Learning using tart#

This tutorial explains how to train a tart model that can perform subgraph matching and prediction on a graph dataset.

Step 1: Creating a dataset#

Let’s first organize our dataset. Each sample in the dataset is a graph. tart expects all graphs to be in a JSON format, as follows:

{
    "directed": true,
    "graph": {},                    // any graph-level attributes
    "nodes": [                      // list of nodes. Each node is a list of [node attributes]
        ["node1 feat1", 10],
        ["node2 feat1", 20],
        ["node3 feat1", 30],
        ["node4 feat1", 20]
    ],
    "edges": [                      // list of edges. Each edge is a list of [src, dst, [edge attributes]]
        [0, 1, ["0-1 edge", 1]],
        [1, 2, ["1-2 edge", 2]],
        [3, 0, ["3-0 edge", 3]],
        [0, 2, ["0-2 edge", 4]],
        [1, 3, ["1-3 edge", 5]]
    ]
}

You can organize your dataset in the /raw subdirectory of your data directory. Here’s a good following directory structure to follow:

my-dataset/
    train/
        raw/
            graph1.json
            graph2.json
            ...
    test/
        raw/
            graph1.json
            graph2.json
            ...

Step 2: Specify configs#

Next, you need to specify the configs for tart. You can do this by creating a config.json file in your data directory. Here’s an example:

{
    "dataset": "my-dataset",
    "data_dir": "/path/to/my-dataset",
    "feat_encoder": "CodeBert",                 // encoder to use for node and edge features
    "node_feats": ["f1", "f2"],                 // there are 2 node features
    "node_feat_types": ["str", "int"],          // the first feature is a string, the second is an int
    "node_feat_dims": [768, 1],                 // f1 maps to a 768-dim tensor, f2 maps to a 1-dim tensor
    "edge_feats": ["e1"],                       // similarly for edges ...
    "edge_feat_dims": [768],
    "edge_feat_types": ["str"],
    "n_batches": 5,                             // number of batches to use for training
    "eval_interval": 2,                         // evaluate every 2 batches
    "batch_size": 4,                            // batch size
    "min_size": 2,                              // minimum subgraph size to sample for training
    "max_size": 3,                              // maximum subgraph size to sample for training
}

tart provides several other configs and hyperparameters that you can specify. It also provides inbuilt support for tuning these hyperparameters using hyperopt. You can find the full list of configs and hyperparameters at model-configs and optimizer-configs.

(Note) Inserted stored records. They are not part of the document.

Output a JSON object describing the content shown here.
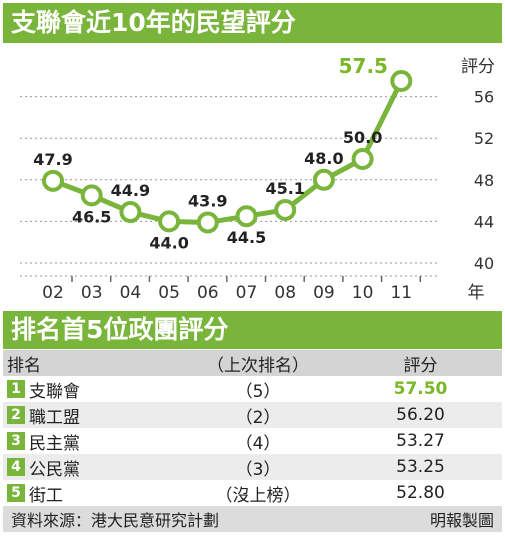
{
  "chart_title": "支聯會近10年的民望評分",
  "chart_data": {
    "type": "line",
    "title": "支聯會近10年的民望評分",
    "categories": [
      "02",
      "03",
      "04",
      "05",
      "06",
      "07",
      "08",
      "09",
      "10",
      "11"
    ],
    "x_unit_label": "年",
    "values": [
      47.9,
      46.5,
      44.9,
      44.0,
      43.9,
      44.5,
      45.1,
      48.0,
      50.0,
      57.5
    ],
    "value_labels": [
      "47.9",
      "46.5",
      "44.9",
      "44.0",
      "43.9",
      "44.5",
      "45.1",
      "48.0",
      "50.0",
      "57.5"
    ],
    "ylabel": "評分",
    "y_ticks": [
      "40",
      "44",
      "48",
      "52",
      "56"
    ],
    "ylim": [
      40,
      59
    ],
    "grid": "dotted horizontal",
    "line_color": "#79b43b",
    "highlight_color": "#7ab82a"
  },
  "table": {
    "title": "排名首5位政團評分",
    "headers": [
      "排名",
      "（上次排名）",
      "評分"
    ],
    "rows": [
      {
        "rank": "1",
        "name": "支聯會",
        "prev": "（5）",
        "score": "57.50"
      },
      {
        "rank": "2",
        "name": "職工盟",
        "prev": "（2）",
        "score": "56.20"
      },
      {
        "rank": "3",
        "name": "民主黨",
        "prev": "（4）",
        "score": "53.27"
      },
      {
        "rank": "4",
        "name": "公民黨",
        "prev": "（3）",
        "score": "53.25"
      },
      {
        "rank": "5",
        "name": "街工",
        "prev": "（沒上榜）",
        "score": "52.80"
      }
    ]
  },
  "footer": {
    "source": "資料來源：港大民意研究計劃",
    "credit": "明報製圖"
  }
}
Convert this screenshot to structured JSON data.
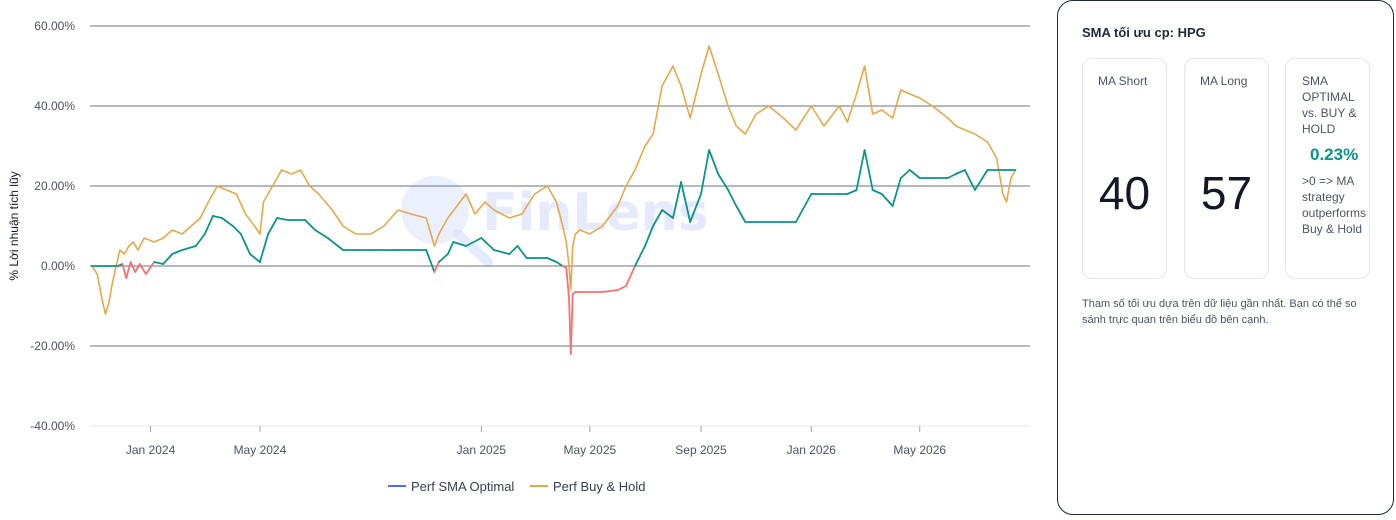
{
  "chart_data": {
    "type": "line",
    "ylabel": "% Lời nhuận tích lũy",
    "ylim": [
      -40,
      60
    ],
    "yticks": [
      60,
      40,
      20,
      0,
      -20,
      -40
    ],
    "ytick_labels": [
      "60.00%",
      "40.00%",
      "20.00%",
      "0.00%",
      "-20.00%",
      "-40.00%"
    ],
    "xlim": [
      "2023-10-26",
      "2026-08-31"
    ],
    "xticks": [
      "2024-01-01",
      "2024-05-01",
      "2025-01-01",
      "2025-05-01",
      "2025-09-01",
      "2026-01-01",
      "2026-05-01"
    ],
    "xtick_labels": [
      "Jan 2024",
      "May 2024",
      "Jan 2025",
      "May 2025",
      "Sep 2025",
      "Jan 2026",
      "May 2026"
    ],
    "grid": "horizontal",
    "legend_position": "bottom",
    "watermark": "FinLens",
    "colors": {
      "sma_positive": "#0d9488",
      "sma_negative": "#f87171",
      "buy_hold": "#e5a94a",
      "sma_legend": "#4f6ef7"
    },
    "series": [
      {
        "name": "Perf SMA Optimal",
        "x": [
          "2023-10-28",
          "2023-11-12",
          "2023-11-26",
          "2023-12-01",
          "2023-12-05",
          "2023-12-10",
          "2023-12-15",
          "2023-12-20",
          "2023-12-27",
          "2024-01-05",
          "2024-01-15",
          "2024-01-25",
          "2024-02-05",
          "2024-02-20",
          "2024-03-01",
          "2024-03-10",
          "2024-03-20",
          "2024-04-01",
          "2024-04-10",
          "2024-04-20",
          "2024-05-01",
          "2024-05-10",
          "2024-05-20",
          "2024-06-01",
          "2024-06-10",
          "2024-06-20",
          "2024-07-01",
          "2024-07-15",
          "2024-08-01",
          "2024-08-15",
          "2024-09-01",
          "2024-10-01",
          "2024-11-01",
          "2024-11-10",
          "2024-11-15",
          "2024-11-25",
          "2024-12-01",
          "2024-12-15",
          "2025-01-01",
          "2025-01-15",
          "2025-02-01",
          "2025-02-10",
          "2025-02-20",
          "2025-03-01",
          "2025-03-15",
          "2025-03-25",
          "2025-04-01",
          "2025-04-05",
          "2025-04-08",
          "2025-04-10",
          "2025-04-12",
          "2025-04-15",
          "2025-04-20",
          "2025-05-01",
          "2025-05-15",
          "2025-06-01",
          "2025-06-10",
          "2025-06-20",
          "2025-07-01",
          "2025-07-10",
          "2025-07-20",
          "2025-08-01",
          "2025-08-10",
          "2025-08-20",
          "2025-09-01",
          "2025-09-10",
          "2025-09-20",
          "2025-10-01",
          "2025-10-10",
          "2025-10-20",
          "2025-11-01",
          "2025-11-15",
          "2025-12-01",
          "2025-12-15",
          "2026-01-01",
          "2026-01-15",
          "2026-02-01",
          "2026-02-10",
          "2026-02-20",
          "2026-03-01",
          "2026-03-10",
          "2026-03-20",
          "2026-04-01",
          "2026-04-10",
          "2026-04-20",
          "2026-05-01",
          "2026-05-15",
          "2026-06-01",
          "2026-06-10",
          "2026-06-20",
          "2026-07-01",
          "2026-07-15",
          "2026-08-01",
          "2026-08-15"
        ],
        "values": [
          0.0,
          0.0,
          0.0,
          0.5,
          -3.0,
          1.0,
          -1.5,
          0.5,
          -2.0,
          1.0,
          0.5,
          3.0,
          4.0,
          5.0,
          8.0,
          12.5,
          12.0,
          10.0,
          8.0,
          3.0,
          1.0,
          8.0,
          12.0,
          11.5,
          11.5,
          11.5,
          9.0,
          7.0,
          4.0,
          4.0,
          4.0,
          4.0,
          4.0,
          -1.5,
          1.0,
          3.0,
          6.0,
          5.0,
          7.0,
          4.0,
          3.0,
          5.0,
          2.0,
          2.0,
          2.0,
          1.0,
          0.0,
          -0.5,
          -8.0,
          -22.0,
          -7.0,
          -6.5,
          -6.5,
          -6.5,
          -6.5,
          -6.0,
          -5.0,
          0.0,
          5.0,
          10.0,
          14.0,
          12.0,
          21.0,
          11.0,
          18.0,
          29.0,
          23.0,
          19.0,
          15.0,
          11.0,
          11.0,
          11.0,
          11.0,
          11.0,
          18.0,
          18.0,
          18.0,
          18.0,
          19.0,
          29.0,
          19.0,
          18.0,
          15.0,
          22.0,
          24.0,
          22.0,
          22.0,
          22.0,
          23.0,
          24.0,
          19.0,
          24.0,
          24.0,
          24.0
        ]
      },
      {
        "name": "Perf Buy & Hold",
        "x": [
          "2023-10-28",
          "2023-11-03",
          "2023-11-08",
          "2023-11-12",
          "2023-11-16",
          "2023-11-20",
          "2023-11-24",
          "2023-11-28",
          "2023-12-03",
          "2023-12-08",
          "2023-12-13",
          "2023-12-18",
          "2023-12-25",
          "2024-01-05",
          "2024-01-15",
          "2024-01-25",
          "2024-02-05",
          "2024-02-15",
          "2024-02-25",
          "2024-03-05",
          "2024-03-15",
          "2024-03-25",
          "2024-04-05",
          "2024-04-15",
          "2024-04-25",
          "2024-05-01",
          "2024-05-05",
          "2024-05-15",
          "2024-05-25",
          "2024-06-05",
          "2024-06-15",
          "2024-06-25",
          "2024-07-05",
          "2024-07-20",
          "2024-08-01",
          "2024-08-15",
          "2024-09-01",
          "2024-09-15",
          "2024-10-01",
          "2024-10-15",
          "2024-11-01",
          "2024-11-10",
          "2024-11-15",
          "2024-11-25",
          "2024-12-05",
          "2024-12-15",
          "2024-12-25",
          "2025-01-05",
          "2025-01-15",
          "2025-02-01",
          "2025-02-15",
          "2025-03-01",
          "2025-03-15",
          "2025-03-25",
          "2025-04-01",
          "2025-04-05",
          "2025-04-08",
          "2025-04-10",
          "2025-04-12",
          "2025-04-15",
          "2025-04-20",
          "2025-05-01",
          "2025-05-15",
          "2025-06-01",
          "2025-06-10",
          "2025-06-20",
          "2025-07-01",
          "2025-07-10",
          "2025-07-20",
          "2025-08-01",
          "2025-08-10",
          "2025-08-20",
          "2025-09-01",
          "2025-09-10",
          "2025-09-20",
          "2025-10-01",
          "2025-10-10",
          "2025-10-20",
          "2025-11-01",
          "2025-11-15",
          "2025-12-01",
          "2025-12-15",
          "2026-01-01",
          "2026-01-15",
          "2026-02-01",
          "2026-02-10",
          "2026-02-20",
          "2026-03-01",
          "2026-03-10",
          "2026-03-20",
          "2026-04-01",
          "2026-04-10",
          "2026-04-20",
          "2026-05-01",
          "2026-05-15",
          "2026-06-01",
          "2026-06-10",
          "2026-06-20",
          "2026-07-01",
          "2026-07-15",
          "2026-07-25",
          "2026-08-01",
          "2026-08-05",
          "2026-08-10",
          "2026-08-15"
        ],
        "values": [
          0.0,
          -2.0,
          -8.0,
          -12.0,
          -9.0,
          -4.0,
          0.0,
          4.0,
          3.0,
          5.0,
          6.0,
          4.0,
          7.0,
          6.0,
          7.0,
          9.0,
          8.0,
          10.0,
          12.0,
          16.0,
          20.0,
          19.0,
          18.0,
          13.0,
          10.0,
          8.0,
          16.0,
          20.0,
          24.0,
          23.0,
          24.0,
          20.0,
          18.0,
          14.0,
          10.0,
          8.0,
          8.0,
          10.0,
          14.0,
          13.0,
          12.0,
          5.0,
          8.0,
          12.0,
          15.0,
          18.0,
          13.0,
          16.0,
          14.0,
          12.0,
          13.0,
          18.0,
          20.0,
          16.0,
          10.0,
          6.0,
          0.0,
          -6.0,
          5.0,
          8.0,
          9.0,
          8.0,
          10.0,
          15.0,
          20.0,
          24.0,
          30.0,
          33.0,
          45.0,
          50.0,
          45.0,
          37.0,
          48.0,
          55.0,
          48.0,
          40.0,
          35.0,
          33.0,
          38.0,
          40.0,
          37.0,
          34.0,
          40.0,
          35.0,
          40.0,
          36.0,
          43.0,
          50.0,
          38.0,
          39.0,
          37.0,
          44.0,
          43.0,
          42.0,
          40.0,
          37.0,
          35.0,
          34.0,
          33.0,
          31.0,
          27.0,
          18.0,
          16.0,
          22.0,
          24.0
        ]
      }
    ]
  },
  "panel": {
    "title": "SMA tối ưu cp: HPG",
    "ma_short": {
      "label": "MA Short",
      "value": "40"
    },
    "ma_long": {
      "label": "MA Long",
      "value": "57"
    },
    "perf": {
      "label": "SMA OPTIMAL vs. BUY & HOLD",
      "value": "0.23%",
      "note": ">0 => MA strategy outperforms Buy & Hold"
    },
    "note": "Tham số tối ưu dựa trên dữ liệu gần nhất. Bạn có thể so sánh trực quan trên biểu đồ bên cạnh."
  }
}
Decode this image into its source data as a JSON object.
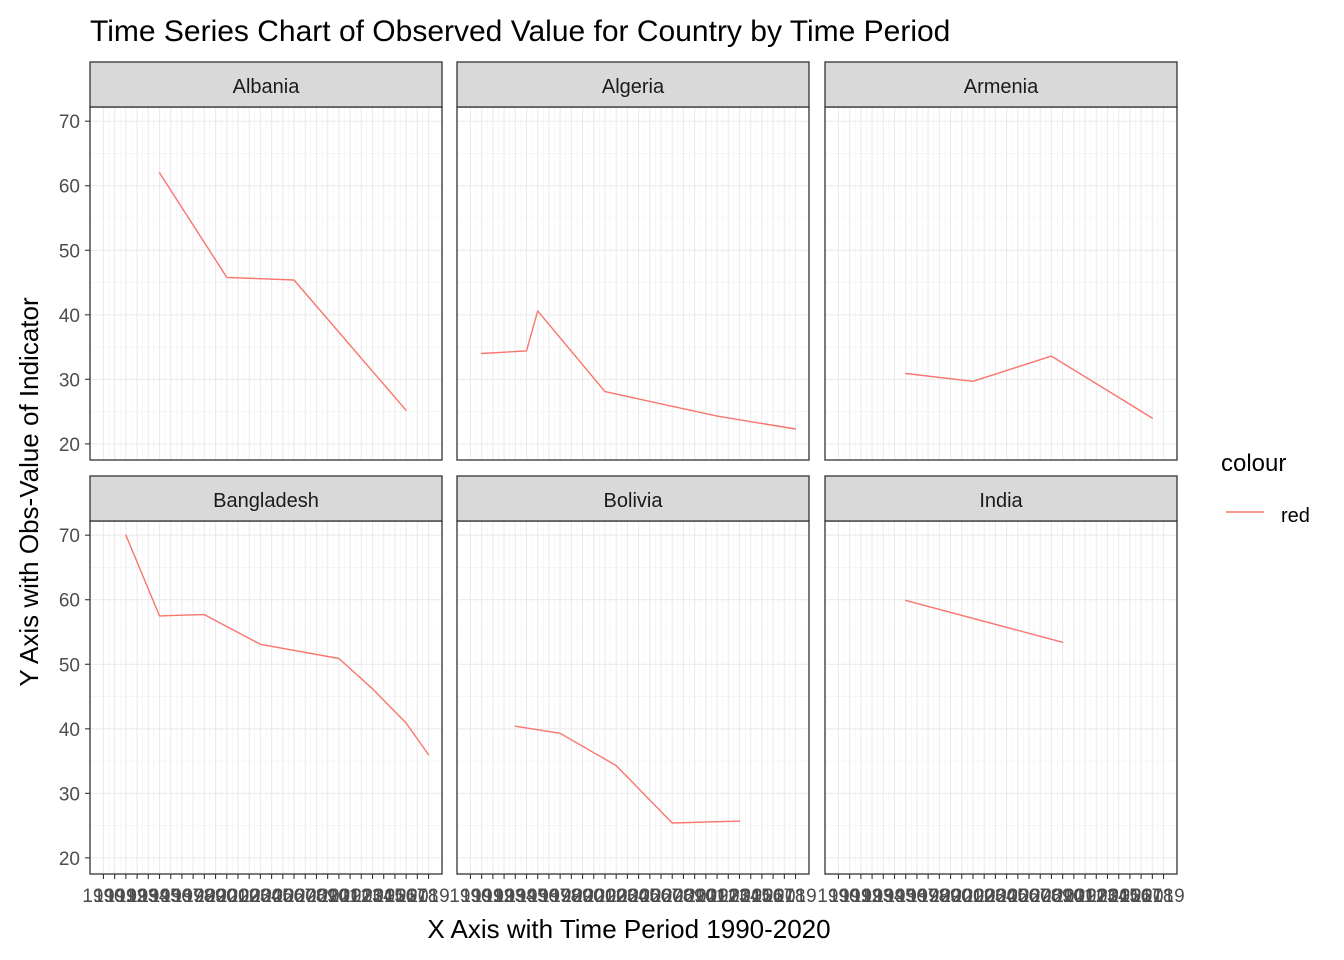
{
  "chart_data": {
    "type": "line",
    "title": "Time Series Chart of Observed Value for Country by Time Period",
    "xlabel": "X Axis with Time Period 1990-2020",
    "ylabel": "Y Axis with Obs-Value of Indicator",
    "ylim": [
      20,
      72
    ],
    "xlim": [
      1990,
      2019
    ],
    "y_ticks": [
      20,
      30,
      40,
      50,
      60,
      70
    ],
    "x_ticks": [
      1990,
      1991,
      1992,
      1993,
      1994,
      1995,
      1996,
      1997,
      1998,
      1999,
      2000,
      2001,
      2002,
      2003,
      2004,
      2005,
      2006,
      2007,
      2008,
      2009,
      2010,
      2011,
      2012,
      2013,
      2014,
      2015,
      2016,
      2017,
      2018,
      2019
    ],
    "grid": true,
    "line_color": "#F8766D",
    "legend": {
      "title": "colour",
      "position": "right",
      "entries": [
        {
          "label": "red",
          "color": "#F8766D"
        }
      ]
    },
    "panels": [
      {
        "name": "Albania",
        "points": [
          [
            1995,
            62.0
          ],
          [
            2001,
            45.8
          ],
          [
            2007,
            45.4
          ],
          [
            2017,
            25.2
          ]
        ]
      },
      {
        "name": "Algeria",
        "points": [
          [
            1991,
            34.0
          ],
          [
            1995,
            34.4
          ],
          [
            1996,
            40.6
          ],
          [
            2002,
            28.1
          ],
          [
            2012,
            24.3
          ],
          [
            2019,
            22.3
          ]
        ]
      },
      {
        "name": "Armenia",
        "points": [
          [
            1996,
            30.9
          ],
          [
            2002,
            29.7
          ],
          [
            2009,
            33.6
          ],
          [
            2018,
            24.0
          ]
        ]
      },
      {
        "name": "Bangladesh",
        "points": [
          [
            1992,
            70.0
          ],
          [
            1995,
            57.5
          ],
          [
            1997,
            57.6
          ],
          [
            1999,
            57.7
          ],
          [
            2004,
            53.1
          ],
          [
            2011,
            50.9
          ],
          [
            2014,
            46.2
          ],
          [
            2017,
            40.9
          ],
          [
            2019,
            36.0
          ]
        ]
      },
      {
        "name": "Bolivia",
        "points": [
          [
            1994,
            40.4
          ],
          [
            1998,
            39.3
          ],
          [
            2003,
            34.3
          ],
          [
            2008,
            25.4
          ],
          [
            2014,
            25.7
          ]
        ]
      },
      {
        "name": "India",
        "points": [
          [
            1996,
            59.9
          ],
          [
            2010,
            53.4
          ]
        ]
      }
    ]
  }
}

Step 3: Learn a tart model#

Write a super simple script using tart’s APIs to train your model. Here’s an example:

import torch
from tart.representation.train import tart_train
from tart.representation.test import tart_test
from tart.inference.embed import tart_embed

config_file = "config.json"
tart_train(config_file)
tart_test(config_file)

Run this script as usual python learn.py. On doing so, tart first ensures your configuration is valid, then loads your dataset. It then samples positive and negative examples of subgraphs from your dataset and process them for training. Lastly, it encodes them into tensor representations and trains a graph neural network that can perform subgraph matching.

Et voila! Your model is now trained and should be available in the `/ckpt` subdirectory of your root directory.